Zero accident merupakan upaya untuk mencegah, mengurangi, bahkan menihilkan risiko kecelakaan kerja (zero accident). Keselamatan penerbangan yang terjadi pada maskapai penerbangan sipil dan TNI juga menjadi perhatian pemerintah. Kecelakaan terbang yang dialami oleh TNI harus mencapai titik nol atau zero accident. Kasau memberikan atensi bahwa risiko yang ditimbulkan oleh kecelakaan terbang pesawat TNI dapat berakibat penurunan kapabilitas TNI dalam kesiapan alat utama sistem senjata (alutsista), kerugian personel dan masyarakat yang terkena dampak akibat kecelakaan (accident) maupun peristiwa (incident) yang terjadi pada pesawat terbang TNI. Pelaksanaan kebijakan zero accident secara umum masih menggunakan sistem manual. Sejalan dengan perkembangan teknologi informasi dan komunikasi yang memasuki era digital maka interkoneksi antar entitas yang melakukan implementasi atas program prioritas zero accident merupakan keharusan. Semua proses administrasi pemerintahan telah terintegrasi dengan baik, sehingga zero accident dapat dicapai dengan membangun sistem pengaman elektronik. Kebijakan zero accident sebagai program prioritas merupakan wujud dari kebijakan yang membutuhkan integrasi di jajaran TNI AU.
Referensi:
Firmansyah, P. S. S., & Fauziah, N. (2017). Pengalaman Terbang Dalam Situasi Kritis (Sebuah Studi Kualitatif Fenomenologis). Jurnal Empati, 5(4), 837-845.
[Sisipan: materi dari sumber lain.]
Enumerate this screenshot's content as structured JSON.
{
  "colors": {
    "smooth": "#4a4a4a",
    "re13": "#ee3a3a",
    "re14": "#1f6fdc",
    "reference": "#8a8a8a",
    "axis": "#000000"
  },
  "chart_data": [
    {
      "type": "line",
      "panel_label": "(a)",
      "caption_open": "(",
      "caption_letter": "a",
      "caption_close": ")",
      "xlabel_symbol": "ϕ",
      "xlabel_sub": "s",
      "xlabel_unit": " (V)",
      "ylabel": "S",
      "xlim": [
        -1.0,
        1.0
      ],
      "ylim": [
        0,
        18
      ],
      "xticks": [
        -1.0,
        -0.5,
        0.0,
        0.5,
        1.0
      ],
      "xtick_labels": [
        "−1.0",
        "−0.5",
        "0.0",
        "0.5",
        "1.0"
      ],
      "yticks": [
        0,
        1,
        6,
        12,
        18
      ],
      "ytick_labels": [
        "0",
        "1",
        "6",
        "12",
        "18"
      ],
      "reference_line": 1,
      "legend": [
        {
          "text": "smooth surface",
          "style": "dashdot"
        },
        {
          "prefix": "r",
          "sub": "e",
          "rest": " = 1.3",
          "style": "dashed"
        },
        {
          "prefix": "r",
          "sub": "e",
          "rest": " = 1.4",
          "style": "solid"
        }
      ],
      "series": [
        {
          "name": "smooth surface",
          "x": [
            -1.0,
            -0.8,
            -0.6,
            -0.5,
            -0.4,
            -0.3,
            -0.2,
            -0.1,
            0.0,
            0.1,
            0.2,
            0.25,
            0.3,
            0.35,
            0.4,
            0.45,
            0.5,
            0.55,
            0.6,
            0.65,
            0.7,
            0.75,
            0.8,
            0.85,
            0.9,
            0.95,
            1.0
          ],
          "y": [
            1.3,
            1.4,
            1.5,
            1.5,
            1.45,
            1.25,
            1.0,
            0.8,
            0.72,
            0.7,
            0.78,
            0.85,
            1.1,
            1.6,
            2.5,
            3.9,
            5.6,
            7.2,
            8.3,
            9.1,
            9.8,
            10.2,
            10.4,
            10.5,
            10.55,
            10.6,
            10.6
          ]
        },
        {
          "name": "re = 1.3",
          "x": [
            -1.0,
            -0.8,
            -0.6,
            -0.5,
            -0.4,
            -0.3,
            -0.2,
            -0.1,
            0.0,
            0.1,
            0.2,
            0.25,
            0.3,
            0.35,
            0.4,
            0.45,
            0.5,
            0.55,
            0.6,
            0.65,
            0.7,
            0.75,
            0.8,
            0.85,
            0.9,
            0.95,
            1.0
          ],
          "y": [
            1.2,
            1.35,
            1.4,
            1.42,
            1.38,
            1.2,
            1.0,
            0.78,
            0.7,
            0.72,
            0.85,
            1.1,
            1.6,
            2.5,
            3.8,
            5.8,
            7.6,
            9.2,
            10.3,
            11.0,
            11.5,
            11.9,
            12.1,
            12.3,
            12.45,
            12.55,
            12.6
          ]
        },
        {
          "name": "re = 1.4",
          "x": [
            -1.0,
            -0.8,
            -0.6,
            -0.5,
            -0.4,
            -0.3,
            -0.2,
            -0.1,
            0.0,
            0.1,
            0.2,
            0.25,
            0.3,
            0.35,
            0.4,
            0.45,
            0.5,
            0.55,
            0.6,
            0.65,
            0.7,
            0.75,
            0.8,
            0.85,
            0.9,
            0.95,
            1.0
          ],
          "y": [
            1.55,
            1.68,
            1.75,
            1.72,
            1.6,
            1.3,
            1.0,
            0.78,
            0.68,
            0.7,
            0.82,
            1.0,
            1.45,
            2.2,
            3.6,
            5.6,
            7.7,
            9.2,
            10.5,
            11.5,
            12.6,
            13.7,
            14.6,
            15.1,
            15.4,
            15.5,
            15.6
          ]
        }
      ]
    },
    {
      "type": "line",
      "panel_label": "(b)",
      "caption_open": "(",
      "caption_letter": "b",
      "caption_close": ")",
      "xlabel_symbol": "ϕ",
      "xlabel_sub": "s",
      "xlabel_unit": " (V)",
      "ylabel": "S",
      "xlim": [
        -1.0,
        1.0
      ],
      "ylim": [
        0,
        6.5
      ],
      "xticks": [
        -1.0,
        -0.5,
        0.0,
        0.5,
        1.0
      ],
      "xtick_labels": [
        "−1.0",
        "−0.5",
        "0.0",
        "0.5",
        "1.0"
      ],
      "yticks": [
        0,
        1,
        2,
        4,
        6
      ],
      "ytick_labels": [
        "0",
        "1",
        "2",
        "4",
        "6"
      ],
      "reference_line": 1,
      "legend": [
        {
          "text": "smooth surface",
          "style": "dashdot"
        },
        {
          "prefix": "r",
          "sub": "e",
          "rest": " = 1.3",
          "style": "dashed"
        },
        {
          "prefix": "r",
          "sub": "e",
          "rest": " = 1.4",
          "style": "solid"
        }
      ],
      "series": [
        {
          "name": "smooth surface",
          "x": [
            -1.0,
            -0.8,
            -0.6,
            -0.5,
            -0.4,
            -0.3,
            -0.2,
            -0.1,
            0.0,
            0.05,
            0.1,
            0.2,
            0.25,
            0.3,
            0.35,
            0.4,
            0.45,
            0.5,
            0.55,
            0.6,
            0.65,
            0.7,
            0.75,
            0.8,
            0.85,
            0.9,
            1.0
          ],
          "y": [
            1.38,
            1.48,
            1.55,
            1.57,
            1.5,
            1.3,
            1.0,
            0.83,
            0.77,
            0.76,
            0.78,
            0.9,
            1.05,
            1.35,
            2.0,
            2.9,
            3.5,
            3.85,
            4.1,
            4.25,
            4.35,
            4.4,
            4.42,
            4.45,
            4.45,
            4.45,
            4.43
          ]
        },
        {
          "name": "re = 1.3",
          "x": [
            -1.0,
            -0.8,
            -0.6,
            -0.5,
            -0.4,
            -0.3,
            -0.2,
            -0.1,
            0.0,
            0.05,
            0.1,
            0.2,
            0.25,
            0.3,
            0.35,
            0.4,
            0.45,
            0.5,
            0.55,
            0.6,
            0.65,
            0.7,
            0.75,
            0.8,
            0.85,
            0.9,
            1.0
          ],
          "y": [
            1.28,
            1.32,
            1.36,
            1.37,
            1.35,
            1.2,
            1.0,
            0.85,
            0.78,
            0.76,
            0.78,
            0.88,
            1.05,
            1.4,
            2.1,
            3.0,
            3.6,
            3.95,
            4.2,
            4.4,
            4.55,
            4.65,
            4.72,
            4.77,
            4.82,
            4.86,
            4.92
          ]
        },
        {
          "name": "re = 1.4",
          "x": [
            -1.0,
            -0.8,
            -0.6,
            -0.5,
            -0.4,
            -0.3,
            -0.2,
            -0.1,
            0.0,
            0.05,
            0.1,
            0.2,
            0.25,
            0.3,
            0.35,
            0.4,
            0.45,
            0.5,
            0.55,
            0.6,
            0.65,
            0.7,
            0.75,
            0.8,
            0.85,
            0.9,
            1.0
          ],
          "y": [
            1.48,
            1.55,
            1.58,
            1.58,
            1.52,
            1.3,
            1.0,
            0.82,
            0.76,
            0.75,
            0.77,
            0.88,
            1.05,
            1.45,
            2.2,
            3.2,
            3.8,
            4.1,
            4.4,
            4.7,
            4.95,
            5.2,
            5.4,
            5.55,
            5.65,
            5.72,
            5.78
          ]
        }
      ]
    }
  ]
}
Kay, G. G. (2015). Guidelines For The Psychological Evaluation Of Air Crew Personel
Rizal, S., & Hidayat, S. (2020). Interoperability Dalam Kebijakan Zero Accident TNI AU. Jurnal Pertahanan & Bela Negara, 10(1), 113-132.
Wibowo, S. A. (2017). Pengaruh Airmanship dan Safety Culture Terhadap Keselamatan Penerbangan Di Pangkalan TNI AU Halim Perdanakusuma. Strategi Pertahanan Udara, 3(3).